Justo ahí comienza la película, que para decirlo de una vez me parece excesivamente larga, pretenciosa, y que se deja llevar en no pocas ocasiones por un afán metafórico que al tiempo que retarda la trama, induce una lectura de su protagonista que solo insiste en sus fragilidades. Ubicada en un territorio peligroso (como la novela, se anuncia a manera de fabulación manejando con muchas libertades detalles y anécdotas, mezclando rumores con hechos probados), Blonde al mismo tiempo maneja con cierto oportunismo su condición de espejo de alguien que, más allá de todo eso, es Marilyn Monroe, pasa de mano en mano a través de hombres conocidos también como seres reales, cita películas y acontecimientos que podemos encontrar en todas sus biografías, pero nos brinda un reflejo a ratos tendencioso de ese mismo ser humano. Si en la novela de Oates se eluden los nombres reales de muchos de esos hombres, acá lo biográfico, en ese sentido, no deja lugar a dudas. La película se llama Blonde, nos revela intimidades de una muchacha que asciende en su búsqueda del estrellato, y esa mujer, definitivamente, es Marilyn Monroe.

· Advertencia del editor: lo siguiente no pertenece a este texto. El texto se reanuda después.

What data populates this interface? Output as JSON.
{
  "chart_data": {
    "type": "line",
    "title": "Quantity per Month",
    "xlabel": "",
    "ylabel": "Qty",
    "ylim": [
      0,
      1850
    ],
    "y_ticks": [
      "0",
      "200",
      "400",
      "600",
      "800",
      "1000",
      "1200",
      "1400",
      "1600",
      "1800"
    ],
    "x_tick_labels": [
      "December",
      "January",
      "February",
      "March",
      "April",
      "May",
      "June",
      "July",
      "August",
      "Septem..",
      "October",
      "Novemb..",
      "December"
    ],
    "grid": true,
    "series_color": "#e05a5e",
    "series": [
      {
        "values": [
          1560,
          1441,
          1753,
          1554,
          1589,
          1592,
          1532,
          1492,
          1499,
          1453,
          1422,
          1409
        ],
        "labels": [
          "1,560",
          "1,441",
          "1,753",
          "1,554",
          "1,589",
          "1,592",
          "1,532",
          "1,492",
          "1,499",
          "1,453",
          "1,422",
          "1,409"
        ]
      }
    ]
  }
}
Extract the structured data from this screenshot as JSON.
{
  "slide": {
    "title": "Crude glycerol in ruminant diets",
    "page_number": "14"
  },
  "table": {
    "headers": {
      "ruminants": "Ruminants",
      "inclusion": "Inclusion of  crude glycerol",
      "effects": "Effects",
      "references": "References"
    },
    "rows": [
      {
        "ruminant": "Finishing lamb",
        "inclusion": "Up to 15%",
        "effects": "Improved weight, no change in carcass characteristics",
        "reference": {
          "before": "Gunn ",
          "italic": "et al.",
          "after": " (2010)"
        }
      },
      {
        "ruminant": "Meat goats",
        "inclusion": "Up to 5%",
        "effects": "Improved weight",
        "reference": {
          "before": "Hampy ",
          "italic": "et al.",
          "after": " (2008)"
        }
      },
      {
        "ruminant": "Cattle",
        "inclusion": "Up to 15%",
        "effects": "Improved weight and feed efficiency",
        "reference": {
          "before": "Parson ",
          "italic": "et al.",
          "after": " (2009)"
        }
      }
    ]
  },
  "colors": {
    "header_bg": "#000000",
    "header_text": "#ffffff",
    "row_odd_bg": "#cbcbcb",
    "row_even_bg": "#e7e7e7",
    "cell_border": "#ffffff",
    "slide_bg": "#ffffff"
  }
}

O Norma Jeane Baker. Como Géminis, al fin y al cabo, la Monroe podía ser a la misma vez, dos seres distintos. Y de la lucha entre uno y otro proviene esta agonía, que la película nos ofrece como quien descubre un camino de santidad, así sea dudosa.
En una foto sorprendente, la Marilyn Monroe que acudió al Madison Square Garden a cantar el “Happy Birthday” a John F. Kennedy, sonríe junto a María Callas, durante la recepción de esa noche. En María by Callas, el excelente documental de Tom Volf, la diva explica a conciencia esa dicotomía, entre la mujer que ella quería ser y lo que le exigía su rol como reina de la ópera. Tanto para la actriz de Niagara como para la amante de Onassis, esa batalla resultó fatal. Y esa angustia ha marcado la manera en que aún hoy las celebramos y las discutimos. Marilyn Monroe era, según Hollywood, la expresión más rotunda de la bombshell, la rubia a la cual nadie podría negarse. Detrás de esa máscara, estaba Norma Jean, la joven que pasó su niñez en orfanatos, la que tuvo que lidiar con una madre que acabó perdiendo la razón, y que leía a Chéjov con el anhelo de algún día sorprender a Elia Kazan o a Strasberg interpretando a Natasha en Las tres hermanas. El suicidio de 1962 (todavía rodeado de muchas sospechas) acabó con todo ello. Desnuda, en su cama, con la mano sobre el teléfono, hallaron muerta a Norma Jeane. Marilyn Monroe, la diosa platinada, la sobrevivió. La sobrevive. Nos sobrevivirá a todos nosotros.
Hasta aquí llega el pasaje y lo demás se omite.